Natürlich weiß ich es nicht, aber ich denke, Zebedäus hat seine beiden Kinder stark gemacht. Nicht nur stark um ein Netz voller Fische einzuholen, sondern auch stark um etwas Neues zu wagen. Vielleicht muss man das als Fischer sein. Auf dem See gibt es keine  ausgetrampelten Pfade. Fischer müssen ihren Weg durch Wellen, bei Sturm und Wind genauso sicher finden wie bei Sonne oder Nacht. Zebedäus ist lange den beiden vorausgegangen als Vater, als Fischer, als einer der Verantwortung trägt für die Tagelöhner, aber er steht nicht im Weg, er versperrt die Sicht nicht auf andere Wege, Möglichkeiten, Horizonte. Zebedäus ist für seine Söhne eine Zumutung. Seine Haltung fördert zum Mut. Zu-mutung.

Drei Jahre lang werden die Söhne des Zebedäus, werden die anderen Frauen und Männer die Jesus gerufen hat, wieder beobachten. Sie reihen sich nun hinter Jesus ein, um zu lernen, zu sehen, zu hören wie er an Gott glaubt, wie er betet, mit wem er isst und feiert. Wem er sich widersetzt und widerspricht. Sie werden ihn beobachten über was er weint, auf wen er sich freut, mit wem er teilt. Wie er mit Leid und Ungerechtigkeit umgeht, auch mit Angst und mit dem Sterben. Nach diesen drei Jahren, an Himmelfahrt kann Jesus wie Zebedäus zur Seite treten. Er weiß, dass er die, denen er mit seinem Leben Lehrer war, stark gemacht hat, sie werden Wege finden bis zu den Enden der Erde. Jesus war für sie eine Zumutung, seine Schule hat ihnen Mut gemacht. Zu-mutung.

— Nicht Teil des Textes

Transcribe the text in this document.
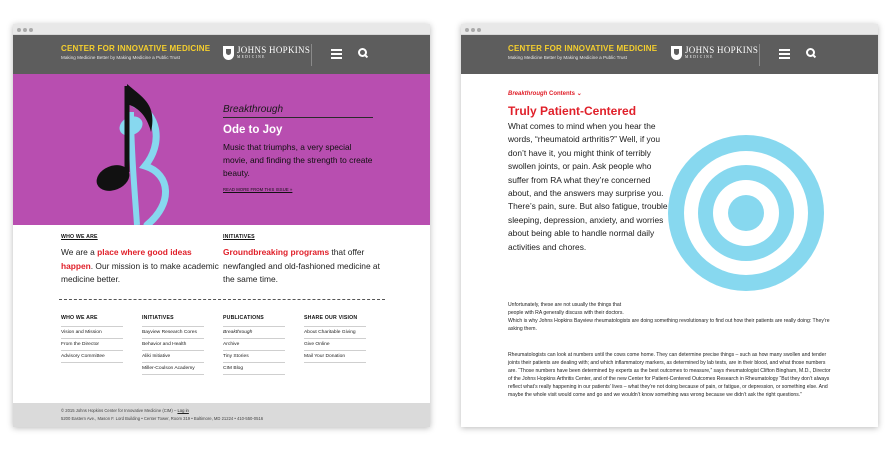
CENTER FOR INNOVATIVE MEDICINE
Making Medicine Better by Making Medicine a Public Trust
JOHNS HOPKINS
MEDICINE
Breakthrough
Ode to Joy
Music that triumphs, a very special movie, and finding the strength to create beauty.
READ MORE FROM THIS ISSUE »
WHO WE ARE
We are a place where good ideas happen. Our mission is to make academic medicine better.
INITIATIVES
Groundbreaking programs that offer newfangled and old-fashioned medicine at the same time.
WHO WE ARE
Vision and Mission
From the Director
Advisory Committee
INITIATIVES
Bayview Research Cores
Behavior and Health
Aliki Initiative
Miller-Coulson Academy
PUBLICATIONS
Breakthrough
Archive
Tiny Stories
CIM Blog
SHARE OUR VISION
About Charitable Giving
Give Online
Mail Your Donation
© 2015 Johns Hopkins Center for Innovative Medicine (CIM) – Log in
5200 Eastern Ave., Mason F. Lord Building • Center Tower, Room 319 • Baltimore, MD 21224 • 410-550-0516
CENTER FOR INNOVATIVE MEDICINE
Making Medicine Better by Making Medicine a Public Trust
JOHNS HOPKINS
MEDICINE
Breakthrough Contents ⌄
Truly Patient-Centered
What comes to mind when you hear the words, “rheumatoid arthritis?” Well, if you don’t have it, you might think of terribly swollen joints, or pain. Ask people who suffer from RA what they’re concerned about, and the answers may surprise you. There’s pain, sure. But also fatigue, trouble sleeping, depression, anxiety, and worries about being able to handle normal daily activities and chores.

Unfortunately, these are not usually the things that

people with RA generally discuss with their doctors.

Which is why Johns Hopkins Bayview rheumatologists are doing something revolutionary to find out how their patients are really doing: They’re asking them.

Rheumatologists can look at numbers until the cows come home. They can determine precise things – such as how many swollen and tender joints their patients are dealing with; and which inflammatory markers, as determined by lab tests, are in their blood, and what those numbers are. “Those numbers have been determined by experts as the best outcomes to measure,” says rheumatologist Clifton Bingham, M.D., Director of the Johns Hopkins Arthritis Center, and of the new Center for Patient-Centered Outcomes Research in Rheumatology “But they don’t always reflect what’s really happening in our patients’ lives – what they’re not doing because of pain, or fatigue, or depression, or something else. And maybe the whole visit would come and go and we wouldn’t know something was wrong because we didn’t ask the right questions.”
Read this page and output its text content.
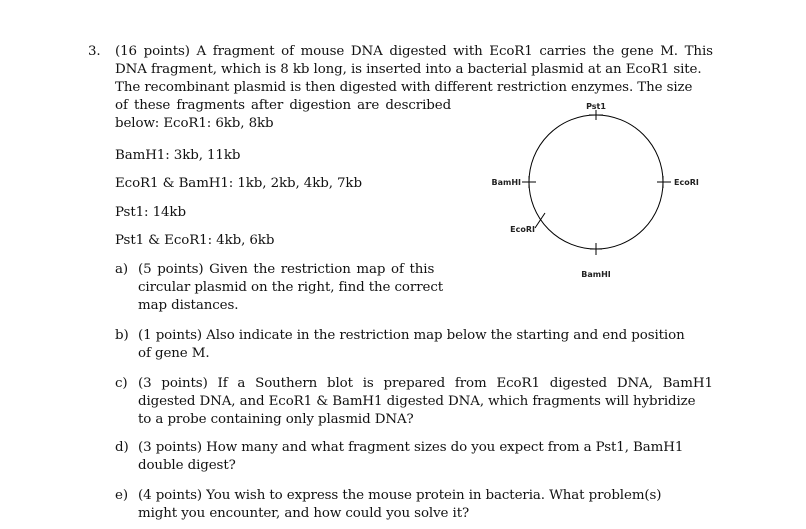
3. (16 points) A fragment of mouse DNA digested with EcoR1 carries the gene M. This
DNA fragment, which is 8 kb long, is inserted into a bacterial plasmid at an EcoR1 site.
The recombinant plasmid is then digested with different restriction enzymes. The size
of these fragments after digestion are described
below: EcoR1: 6kb, 8kb
BamH1: 3kb, 11kb
EcoR1 & BamH1: 1kb, 2kb, 4kb, 7kb
Pst1: 14kb
Pst1 & EcoR1: 4kb, 6kb
a) (5 points) Given the restriction map of this
circular plasmid on the right, find the correct
map distances.
b) (1 points) Also indicate in the restriction map below the starting and end position
of gene M.
c) (3 points) If a Southern blot is prepared from EcoR1 digested DNA, BamH1
digested DNA, and EcoR1 & BamH1 digested DNA, which fragments will hybridize
to a probe containing only plasmid DNA?
d) (3 points) How many and what fragment sizes do you expect from a Pst1, BamH1
double digest?
e) (4 points) You wish to express the mouse protein in bacteria. What problem(s)
might you encounter, and how could you solve it?
Pst1
BamHI	EcoRI
EcoRI
BamHI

Gerade in dieser Pandemie, in dieser Zeit, in der es keine ausgetrampelten und sicheren Weg gibt, braucht es Menschen, die den Mut haben eine Haltung einzunehmen, die andere ermutig und stärkt. Es braucht Menschen, die mit ihrem Glauben, mit ihren Werten, mit ihrer Hoffnung andere ermutigen. Auch dann wenn sie als Mutter oder Vater verzweifelt über dem Lernstoff ihrer Kinder sitzen. Gerade dann braucht es eine Haltung die voller Zuversicht ist. Unter den Alten, unter den Schülern, unter den Eltern, unter den Politikern, unter denen, der Geschäft oder Restaurant geschlossen ist, und und und braucht es Menschen, die eine Haltung vorleben, die anderen die Angst nimmt, die anderen Hoffnung schenkt. Es braucht die, die sagen: ich kenne den Weg nicht, aber ich wage ihn, ich bin bereit zu lernen und zu gehen. Ich fürchte mich vor dem Neuen und Unbekannten nicht. Ich habe in mir einen Glauben und eine Stärke, die will ich jetzt leben. Ich trage in mir eine Zu-mutung, ich helfe zum Mut.

Ganz am Ende unseres Lebensweges, wenn wir hoffentlich andere ermutig haben, gestärkt haben, am Ende unseres Lebens wird Jesus dastehen und sagen: den Weg durch den Tod kenne ich, reihe dich beruhigt hinter mir ein. Wer in seinem Leben andere stark gemacht hat, auch im Dunkeln, im Unbekannten nicht zu verzagen, der wird von dieser Haltung Jesu überzeugt sein und mit ihm diesen letzten Weg gehen. Die ausgestreckte Hand Jesu als Zu-mutung zum Leben. Amen.